Data Assimilation For Advanced Cross-Scale Unstructured-Grid Ocean Modelling

Marco Stefanelli^*Eric Jansen^*Ali AydogduIvan FedericoGiovanni Coppini

• Fondazione Centro Euro-Mediterraneo sui Cambiamenti Climatici, Lecce, Italy

Coastal zones face growing threats from climate change, including sea-level rise and intensified storm activity. Accurate numerical modelling in is essential to predict the impacts of anthropogenic and climate stressors on the coastal zone. However, it is also a very challenging environment due to complex coastlines, rapid topographic changes, and high spatial-temporal variability. Unstructured grid models offer a promising solution, yet their integration with advanced data assimilation (DA) methods remains limited. This study presents the implementation of a 3D variational data assimilation (3DVar) scheme (OceanVar) within an unstructured-grid ocean model (SHYFEM).
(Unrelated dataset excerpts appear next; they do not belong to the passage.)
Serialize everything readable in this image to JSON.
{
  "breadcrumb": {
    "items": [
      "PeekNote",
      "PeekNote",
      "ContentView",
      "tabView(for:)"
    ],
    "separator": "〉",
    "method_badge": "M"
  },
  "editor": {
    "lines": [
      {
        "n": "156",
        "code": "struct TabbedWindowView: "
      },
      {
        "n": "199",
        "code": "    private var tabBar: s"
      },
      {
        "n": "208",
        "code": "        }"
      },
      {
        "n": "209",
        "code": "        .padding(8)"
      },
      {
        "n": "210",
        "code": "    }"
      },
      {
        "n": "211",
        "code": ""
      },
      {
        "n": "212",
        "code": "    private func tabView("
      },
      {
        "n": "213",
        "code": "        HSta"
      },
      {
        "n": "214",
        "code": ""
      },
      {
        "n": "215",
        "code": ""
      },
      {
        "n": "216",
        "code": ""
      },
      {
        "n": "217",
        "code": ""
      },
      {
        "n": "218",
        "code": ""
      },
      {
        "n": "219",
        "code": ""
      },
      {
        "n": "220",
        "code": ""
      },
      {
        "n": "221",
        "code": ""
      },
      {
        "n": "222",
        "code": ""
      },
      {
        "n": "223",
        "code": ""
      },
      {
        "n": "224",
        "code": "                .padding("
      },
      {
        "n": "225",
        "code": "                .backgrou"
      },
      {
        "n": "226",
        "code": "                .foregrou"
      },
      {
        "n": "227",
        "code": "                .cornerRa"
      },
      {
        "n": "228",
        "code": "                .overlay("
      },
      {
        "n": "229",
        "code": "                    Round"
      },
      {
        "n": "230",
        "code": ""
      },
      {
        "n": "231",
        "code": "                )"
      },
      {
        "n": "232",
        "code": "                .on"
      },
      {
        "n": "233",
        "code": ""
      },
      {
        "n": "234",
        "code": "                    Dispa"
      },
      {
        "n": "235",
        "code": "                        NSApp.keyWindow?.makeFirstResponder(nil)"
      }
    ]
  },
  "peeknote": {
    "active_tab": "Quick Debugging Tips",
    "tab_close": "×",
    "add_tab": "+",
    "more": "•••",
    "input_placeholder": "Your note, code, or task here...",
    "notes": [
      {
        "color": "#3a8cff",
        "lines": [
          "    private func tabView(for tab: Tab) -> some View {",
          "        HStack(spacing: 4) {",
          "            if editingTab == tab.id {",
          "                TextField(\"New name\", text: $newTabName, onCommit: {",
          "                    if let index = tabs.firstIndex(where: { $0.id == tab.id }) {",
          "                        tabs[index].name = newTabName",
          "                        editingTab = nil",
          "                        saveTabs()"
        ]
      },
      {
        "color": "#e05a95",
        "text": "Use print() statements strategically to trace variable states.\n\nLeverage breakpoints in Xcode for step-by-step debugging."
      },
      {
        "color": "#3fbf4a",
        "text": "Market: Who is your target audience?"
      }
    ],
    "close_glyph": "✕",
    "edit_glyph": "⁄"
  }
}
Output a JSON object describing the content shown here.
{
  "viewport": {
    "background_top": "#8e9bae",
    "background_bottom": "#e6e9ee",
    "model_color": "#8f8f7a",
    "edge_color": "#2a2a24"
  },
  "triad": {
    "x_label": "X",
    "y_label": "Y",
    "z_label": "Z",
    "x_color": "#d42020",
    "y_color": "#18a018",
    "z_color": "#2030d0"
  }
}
A key innovation involves generalizing the first-order recursive filter for horizontal background error covariances to work with triangular unstructured meshes. An experiment was conducted over the period 2017–2018, assimilating ARGO in-situ profiles, and sea level anomaly (SLA) data from altimetry satellite missions. Results show substantial skill improvement against a control run without assimilation, particularly in the 100–500 m depth range, where the mean absolute error was reduced by 25–30% through data assimilation. SLA assimilation had a more modest effect, improving MAE by about 3% overall and up to 20% locally, without degrading temperature or salinity estimates. The study demonstrates the feasibility and benefits of applying a 3DVar scheme to unstructured grid ocean models, paving the way for more accurate and efficient coastal forecasting systems.